A practical guide to tackle auto insurance fraud - Part 3: Advanced Analytics


insurance fraudThis is the third of the seven parts of blog post seriesA practical guide to tackle auto insurance fraud”.

In the first two articles of the series we drilled down to Data Management and Data Quality as the basis for insurance fraud detection analytics and also to the Business Rules and Watch lists techniques that play always a crucial role for claim handlers and fraud investigators. This 3rd article of the series analyses the basic concepts of advanced analytics methodologies and techniques, for tackling the “unknown” fraud, the fraud patterns & details that are not yet known, but fraudsters are utilizing to maximize their success rates.

Why tackling the “unknown” fraud is important

In order we define the scope and the value of the advanced analytics in a fraud detection process, we first need a common understanding of what is “unknown” fraud.

In the previous blog post series article Business Rules and Watch lists we analyzed analytics techniques for tackling the “known” fraud, meaning the fraud patterns and indicators that are already known to the investigators as suspicious fraud behavior. A classic example of “known” fraud patterns is watch lists of known fraudsters or a high claim value for car damages with a contradictory very clean accident scene. However the organized and experienced fraudsters and fraud gangs usually know the “rules of the game”, they are aware that investigators are looking to this known fraud indicators and typologies. So, although the Business Rules and Watchlists analytics techniques bring high value returns in “junior” or “starter” fraudsters, they do not have the same success to experienced insurance scammers and organized fraud rings.

How insurers can fight back? Via embracing advanced analytics to fight the “unknown” fraud, to fight the fraud typologies that are out of our radar, the typologies that are not yet known to the investigators and that will drain our savings before we find out what is going on.

First stop in the advanced analytics techniques is:

Anomaly Detection

For a common understanding lets first define what is Anomaly Detection (source Wikipedia):

“In data mining, anomaly detection (also outlier detection) is the identification of items, events or observations which do not conform to an expected pattern or other items in a dataset.”

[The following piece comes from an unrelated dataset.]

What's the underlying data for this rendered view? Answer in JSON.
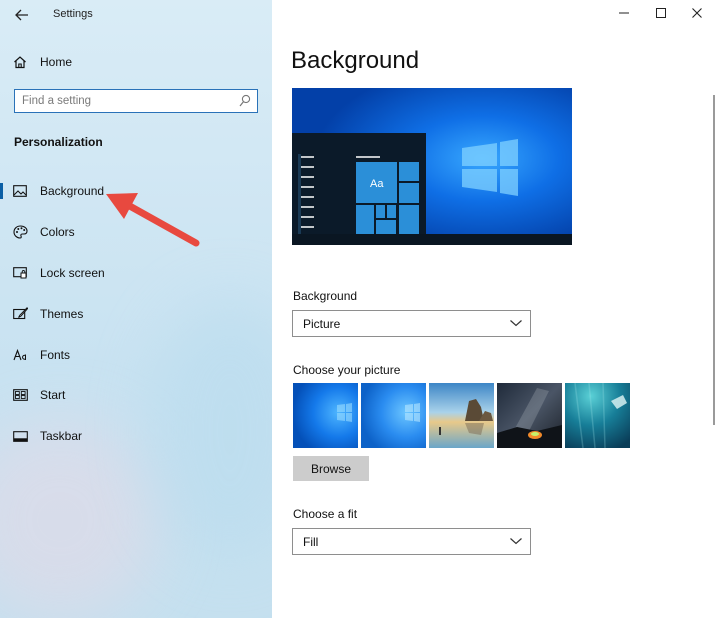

As an example in the auto insurance claims fraud area, anomaly detection can be used for identify loss padding in similar insurance claims or identify suspicious claims with high abnormal ratio of body injuries vs car damages.

auto insurance claims

With anomaly detection, specific measures associated with a claim event are baselined, and thresholds are set. When a submitted claim has a specific measure that exceeds the threshold then this anomaly is highlighted, reported and added up to a fraud risk score, taking into account and other kind of violations in additional fraud detection techniques (e.g. like violations in business rules, watch lists etc.).

Second stop in the advanced analytics techniques is:

Clustering and Segmentation

Clustering technique is utilized in order we isolate and identify group of claims with specific characteristics that are highly suspicious for fraud (e.g. via k-means algorithm with hierarchical clustering or other). For profiling the clustering outcome and a more thorough understanding of the differences between the clustered groups, decision trees or logistic regression can be utilized.

The clustering identifies abnormal groups of claims, either in every aspect and this can be a fraud indicator by it’s own, or abnormal groups compared to a investigated customer base or segment or even contain values that are abnormal in relation to each other, e.g. a 20 year-old driver with a Porsche might warrant a closer look.

The principle is that fraudulent claims when visualized in cluster analysis will group together in unforeseen ways much different to the norm.

Third stop in the advanced analytics techniques is:

Text Mining

Unstructured data, data in free text format can be found in many areas and processes in the insurance industry. It is estimated that 80% of the available data is unstructured and currently not utilized by insurers. Such data are emails, social media, call center notes, adjuster notes, police reports and other.

This is true also for fraudsters, who interact with the call center, can send an email for requesting a fast pay out and they have a social media account. Insurers are used to track and store a lot of information for every claim or every customer or claimant interaction in various forms (notes, comments in applications, free text description of the accident scene etc.). So, lots of unstructured data are stored that include interactions with fraudsters and possible evidence and indicators of their acts.

These unstructured data can bring high value in the fraud detection process and the insurer can identify new fraud patterns and typologies via applying Text Analytics / Text Mining techniques to free text data.

Text mining parses free text data in large volumes and identifies common topics of meaningful data (e.g. with singular value decomposition analysis) in specific customer or claim segments, e.g. it can be suspicious many unrelated claims to have a common topic (all say the same thing) and at the same time belong to a same cluster of other characteristics. With such a technique a fraud gang that was setting up staged car accidents in unsupervised parking areas has been detecting and tackled, the common topic was related with the “parking area” and the staged accidents were reported to happen in overnight hours.

Fourth stop in the advanced analytics techniques is:

Predictive Modeling

Based on Wikipedia: “Predictive modeling uses statistics to predict outcomes. Most often the event one wants to predict is in the future, but predictive modelling can be applied to any type of unknown event, regardless of when it occurred. For example, predictive models are often used to detect crimes and identify suspects, after the crime has taken place. Depending on definitional boundaries, predictive modelling is synonymous with, or largely overlapping with, the field of machine learning.”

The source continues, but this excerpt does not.